As DataOps borrows from Agile and DevOps methodologies, it brings with it Continuous Integration and Continuous Delivery (CI/CD). CI/CD focuses on delivering data quickly and predictably while also ensuring a high level of quality, reliability, and security. This enables organizations to respond quickly to rapidly changing business needs and get their insights out much faster.

Monitoring

DataOps borrows quality control approaches like statistical process control and total quality management and emphasizes the importance of monitoring data pipelines and processes to identify key issues and bottlenecks. Monitoring tools and techniques help track data quality, performance, and availability which enables proactive troubleshooting and a timely response to potential problems.

Version Control

DataOps promotes the use of version control systems like Git to manage changes to data infrastructure, application configuration, code, and sometimes data itself. This ensures you can go back and audit everything or roll back to previous versions if you need to. We’ve just recently seen Snowflake adopt Git to its integration as well as Matillion with DPC and their BYOG (Bring Your Own Git). Shameless plug to my other blog on that here: Using Snowflake Git + Kestra to Automate Data Pipelines

Data Governance

DataOps emphasizes the need for proper data governance practices and includes establishing data quality standards, data cataloging, and data lineage to improve the usability and value of your data. It also ensures compliance with regulations, access control, and maintaining the integrity of your data. This enhances the trust that your organization has with its data when making important decisions.

The Importance of DataSecOps

Just as the SDLC grew and changed in regards to security having to be implemented earlier, so too must DataOps. As more consumers of data are being brought in to develop, maintain, and analyze data through its life cycle, the need for better security practices is compounded. No longer can it be an afterthought, it needs to be involved from the beginning and a continuous part of the data operations process. Data itself and access to it change rapidly, and as more people can access more data, security needs to be a constant part of the operation.

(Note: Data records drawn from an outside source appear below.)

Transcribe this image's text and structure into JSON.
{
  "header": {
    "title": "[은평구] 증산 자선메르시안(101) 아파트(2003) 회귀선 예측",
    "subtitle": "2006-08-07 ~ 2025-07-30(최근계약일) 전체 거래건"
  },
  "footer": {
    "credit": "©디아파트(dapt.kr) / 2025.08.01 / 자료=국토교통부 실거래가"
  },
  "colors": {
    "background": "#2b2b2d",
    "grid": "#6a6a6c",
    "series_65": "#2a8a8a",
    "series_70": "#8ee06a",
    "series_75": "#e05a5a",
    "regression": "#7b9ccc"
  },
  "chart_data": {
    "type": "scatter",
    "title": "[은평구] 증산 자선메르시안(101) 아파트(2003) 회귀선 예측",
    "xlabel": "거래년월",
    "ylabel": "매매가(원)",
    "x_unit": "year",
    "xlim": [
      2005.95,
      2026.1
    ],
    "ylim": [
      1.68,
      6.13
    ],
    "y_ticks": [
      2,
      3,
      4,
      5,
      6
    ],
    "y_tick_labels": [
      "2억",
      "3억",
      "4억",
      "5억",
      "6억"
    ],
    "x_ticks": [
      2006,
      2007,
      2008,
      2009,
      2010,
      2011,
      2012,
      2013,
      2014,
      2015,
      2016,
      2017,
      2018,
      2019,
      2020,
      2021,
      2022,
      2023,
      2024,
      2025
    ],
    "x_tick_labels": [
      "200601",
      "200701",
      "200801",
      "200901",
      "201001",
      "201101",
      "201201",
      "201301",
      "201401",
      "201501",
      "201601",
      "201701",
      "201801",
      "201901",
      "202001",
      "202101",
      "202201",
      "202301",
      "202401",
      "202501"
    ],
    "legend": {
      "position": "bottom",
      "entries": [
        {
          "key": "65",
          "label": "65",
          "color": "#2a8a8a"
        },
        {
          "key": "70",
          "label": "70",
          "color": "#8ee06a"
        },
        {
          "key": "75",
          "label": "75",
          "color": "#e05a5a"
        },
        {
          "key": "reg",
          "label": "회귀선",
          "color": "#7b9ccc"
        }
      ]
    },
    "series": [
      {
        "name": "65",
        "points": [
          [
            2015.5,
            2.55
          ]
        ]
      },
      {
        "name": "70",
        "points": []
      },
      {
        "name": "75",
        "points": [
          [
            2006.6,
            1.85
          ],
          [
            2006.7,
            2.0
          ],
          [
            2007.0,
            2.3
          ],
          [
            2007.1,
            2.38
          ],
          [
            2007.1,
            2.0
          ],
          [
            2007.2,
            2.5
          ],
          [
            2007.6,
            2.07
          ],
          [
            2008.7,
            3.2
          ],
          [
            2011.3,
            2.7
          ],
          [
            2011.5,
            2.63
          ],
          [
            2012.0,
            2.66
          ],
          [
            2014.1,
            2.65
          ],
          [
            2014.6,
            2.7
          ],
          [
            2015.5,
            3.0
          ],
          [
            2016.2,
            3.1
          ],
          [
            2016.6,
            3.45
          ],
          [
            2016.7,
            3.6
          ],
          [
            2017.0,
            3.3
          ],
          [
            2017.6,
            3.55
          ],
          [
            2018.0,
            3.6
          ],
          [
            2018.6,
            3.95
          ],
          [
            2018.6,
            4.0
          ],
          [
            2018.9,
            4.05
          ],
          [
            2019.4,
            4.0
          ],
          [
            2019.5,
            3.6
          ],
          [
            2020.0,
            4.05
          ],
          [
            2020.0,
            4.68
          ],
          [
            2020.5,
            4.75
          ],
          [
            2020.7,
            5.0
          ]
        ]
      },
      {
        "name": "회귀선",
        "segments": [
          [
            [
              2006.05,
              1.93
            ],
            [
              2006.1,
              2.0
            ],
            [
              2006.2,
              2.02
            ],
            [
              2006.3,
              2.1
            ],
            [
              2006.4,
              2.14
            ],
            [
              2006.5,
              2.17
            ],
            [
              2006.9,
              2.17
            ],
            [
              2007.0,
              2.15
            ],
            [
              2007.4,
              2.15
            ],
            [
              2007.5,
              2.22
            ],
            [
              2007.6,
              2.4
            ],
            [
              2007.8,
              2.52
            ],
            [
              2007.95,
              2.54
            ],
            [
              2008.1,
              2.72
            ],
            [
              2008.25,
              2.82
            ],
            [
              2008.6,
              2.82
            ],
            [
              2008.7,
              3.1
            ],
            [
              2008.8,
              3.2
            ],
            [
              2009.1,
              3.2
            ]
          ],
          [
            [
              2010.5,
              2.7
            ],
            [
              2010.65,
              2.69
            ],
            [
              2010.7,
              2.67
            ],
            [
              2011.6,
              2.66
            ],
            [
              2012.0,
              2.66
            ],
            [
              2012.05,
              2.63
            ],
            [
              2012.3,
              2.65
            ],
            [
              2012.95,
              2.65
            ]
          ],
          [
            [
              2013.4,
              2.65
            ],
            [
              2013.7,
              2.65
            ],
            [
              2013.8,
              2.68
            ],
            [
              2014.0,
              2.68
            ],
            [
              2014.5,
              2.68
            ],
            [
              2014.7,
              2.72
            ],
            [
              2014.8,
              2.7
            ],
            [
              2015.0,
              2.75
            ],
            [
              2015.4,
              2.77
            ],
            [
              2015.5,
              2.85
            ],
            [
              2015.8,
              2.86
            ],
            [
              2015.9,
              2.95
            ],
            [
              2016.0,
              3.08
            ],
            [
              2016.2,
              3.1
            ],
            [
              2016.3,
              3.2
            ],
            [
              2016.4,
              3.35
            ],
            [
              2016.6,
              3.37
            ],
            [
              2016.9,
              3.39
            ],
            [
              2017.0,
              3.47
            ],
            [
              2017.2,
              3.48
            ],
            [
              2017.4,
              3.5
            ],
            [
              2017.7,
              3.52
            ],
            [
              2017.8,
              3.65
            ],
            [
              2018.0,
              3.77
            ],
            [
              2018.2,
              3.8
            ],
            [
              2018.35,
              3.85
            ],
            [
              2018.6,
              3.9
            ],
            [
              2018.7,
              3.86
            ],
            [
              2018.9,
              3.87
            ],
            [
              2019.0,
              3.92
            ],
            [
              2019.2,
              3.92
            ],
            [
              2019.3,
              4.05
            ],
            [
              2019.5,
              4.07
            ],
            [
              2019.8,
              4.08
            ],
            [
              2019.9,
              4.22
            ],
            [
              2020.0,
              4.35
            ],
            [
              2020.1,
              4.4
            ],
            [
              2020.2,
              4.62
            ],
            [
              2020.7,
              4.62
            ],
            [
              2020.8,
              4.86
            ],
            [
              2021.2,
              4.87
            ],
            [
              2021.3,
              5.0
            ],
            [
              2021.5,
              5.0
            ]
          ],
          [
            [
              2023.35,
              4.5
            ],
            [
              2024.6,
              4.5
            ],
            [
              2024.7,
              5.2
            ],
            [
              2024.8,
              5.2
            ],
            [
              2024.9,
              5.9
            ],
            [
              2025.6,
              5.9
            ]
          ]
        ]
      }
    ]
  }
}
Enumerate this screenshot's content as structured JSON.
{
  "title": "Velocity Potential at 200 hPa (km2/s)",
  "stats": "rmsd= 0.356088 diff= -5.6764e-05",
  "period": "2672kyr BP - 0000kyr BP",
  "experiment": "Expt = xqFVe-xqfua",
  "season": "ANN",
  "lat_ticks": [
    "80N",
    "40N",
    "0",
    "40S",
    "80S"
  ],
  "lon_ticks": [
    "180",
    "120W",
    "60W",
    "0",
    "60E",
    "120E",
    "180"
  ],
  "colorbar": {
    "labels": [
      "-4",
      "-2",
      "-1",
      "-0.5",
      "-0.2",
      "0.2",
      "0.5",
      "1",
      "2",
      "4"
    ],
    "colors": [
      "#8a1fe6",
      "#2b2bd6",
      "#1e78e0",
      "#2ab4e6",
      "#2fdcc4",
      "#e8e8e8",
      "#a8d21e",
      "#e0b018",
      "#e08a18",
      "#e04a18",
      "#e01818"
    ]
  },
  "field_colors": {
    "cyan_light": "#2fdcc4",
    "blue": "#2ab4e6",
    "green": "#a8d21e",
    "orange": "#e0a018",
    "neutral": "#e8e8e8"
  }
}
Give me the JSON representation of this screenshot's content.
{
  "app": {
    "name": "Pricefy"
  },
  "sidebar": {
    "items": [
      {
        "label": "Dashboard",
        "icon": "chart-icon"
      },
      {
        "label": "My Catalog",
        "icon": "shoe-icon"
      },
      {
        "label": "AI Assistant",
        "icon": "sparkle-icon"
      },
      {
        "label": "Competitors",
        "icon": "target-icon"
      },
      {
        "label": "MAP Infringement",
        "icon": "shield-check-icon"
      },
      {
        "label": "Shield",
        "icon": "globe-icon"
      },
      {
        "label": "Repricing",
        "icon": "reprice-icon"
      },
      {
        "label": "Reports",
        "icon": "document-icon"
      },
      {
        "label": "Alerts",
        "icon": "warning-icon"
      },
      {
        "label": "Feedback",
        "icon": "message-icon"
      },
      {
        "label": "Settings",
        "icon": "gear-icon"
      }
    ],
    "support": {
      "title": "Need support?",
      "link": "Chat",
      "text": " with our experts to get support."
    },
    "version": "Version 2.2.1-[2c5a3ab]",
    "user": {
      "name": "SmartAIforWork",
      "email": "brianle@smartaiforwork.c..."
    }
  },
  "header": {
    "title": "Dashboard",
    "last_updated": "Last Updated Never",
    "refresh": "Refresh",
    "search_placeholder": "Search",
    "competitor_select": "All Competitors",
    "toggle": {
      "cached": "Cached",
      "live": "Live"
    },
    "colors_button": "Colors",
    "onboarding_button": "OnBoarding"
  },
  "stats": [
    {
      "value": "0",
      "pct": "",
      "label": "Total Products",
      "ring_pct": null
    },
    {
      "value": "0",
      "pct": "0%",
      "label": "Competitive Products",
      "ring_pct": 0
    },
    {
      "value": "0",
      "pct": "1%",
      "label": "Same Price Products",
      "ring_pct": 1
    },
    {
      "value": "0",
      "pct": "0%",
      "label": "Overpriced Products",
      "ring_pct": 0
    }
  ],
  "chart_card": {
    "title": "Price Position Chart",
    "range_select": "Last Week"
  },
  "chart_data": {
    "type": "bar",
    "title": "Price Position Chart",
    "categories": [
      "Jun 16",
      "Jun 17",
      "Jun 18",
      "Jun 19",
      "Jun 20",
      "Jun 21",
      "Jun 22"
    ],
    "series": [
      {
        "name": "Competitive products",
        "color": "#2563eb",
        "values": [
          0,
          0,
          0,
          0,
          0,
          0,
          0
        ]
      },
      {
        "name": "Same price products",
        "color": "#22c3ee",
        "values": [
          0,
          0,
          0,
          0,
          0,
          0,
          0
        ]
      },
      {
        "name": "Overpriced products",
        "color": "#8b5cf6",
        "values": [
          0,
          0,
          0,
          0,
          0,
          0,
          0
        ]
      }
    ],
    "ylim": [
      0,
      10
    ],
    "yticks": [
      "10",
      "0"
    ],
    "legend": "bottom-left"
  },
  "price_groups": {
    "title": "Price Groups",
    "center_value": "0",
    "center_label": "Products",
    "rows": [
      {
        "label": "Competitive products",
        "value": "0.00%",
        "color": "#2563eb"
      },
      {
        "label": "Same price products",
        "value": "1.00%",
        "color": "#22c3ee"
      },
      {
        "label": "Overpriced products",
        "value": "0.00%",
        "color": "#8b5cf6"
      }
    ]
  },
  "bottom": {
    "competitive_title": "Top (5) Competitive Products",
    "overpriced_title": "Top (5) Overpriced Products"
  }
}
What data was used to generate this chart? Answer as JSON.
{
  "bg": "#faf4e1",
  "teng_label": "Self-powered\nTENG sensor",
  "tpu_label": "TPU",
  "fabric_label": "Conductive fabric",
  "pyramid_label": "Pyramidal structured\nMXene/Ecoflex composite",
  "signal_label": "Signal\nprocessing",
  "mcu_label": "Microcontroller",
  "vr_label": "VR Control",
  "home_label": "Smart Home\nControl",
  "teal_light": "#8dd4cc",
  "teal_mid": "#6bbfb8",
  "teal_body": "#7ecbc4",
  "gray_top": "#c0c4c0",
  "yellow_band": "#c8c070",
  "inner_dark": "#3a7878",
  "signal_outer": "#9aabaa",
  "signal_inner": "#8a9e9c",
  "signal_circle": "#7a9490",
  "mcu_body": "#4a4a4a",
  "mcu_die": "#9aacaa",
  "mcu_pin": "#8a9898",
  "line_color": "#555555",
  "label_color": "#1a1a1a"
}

DataSecOps brings with it the understanding that more organizations are dealing with increased sensitive data that can cause a lot of harm in the wrong hands. Data security is both a major asset and a liability to companies because of privacy and protection regulations and the risk of exposure. At the same time, understanding the importance of time-to-value and that security can’t be a bottleneck in the data lifecycle. While it’s also important everybody gets more data to finish projects faster, it shouldn’t come with careless compromises to security.

Cloud data warehouses like Snowflake have responded to this need for added security by recently implementing data access and data masking policies into public preview. Admins can create and apply masking policies for PII and other sensitive information that are attached to roles certain users are privy to. This makes sure those accessing the data are only able to see what's necessary to complete their task and minimize exposure.

As DataSecOps and the security around handling data becomes more crucial, software companies are making impressive strides in ways to alleviate the complexity and stress of having to manage this alone across your data platforms and pipelines. An up-and-coming star to watch in this space is Satori, a dedicated DataSecOps solution that streamlines access with role-based access control (RBAC), dynamic masking policies to change as fast as your data does, and built-in audits for compliance and data governance across your entire stack.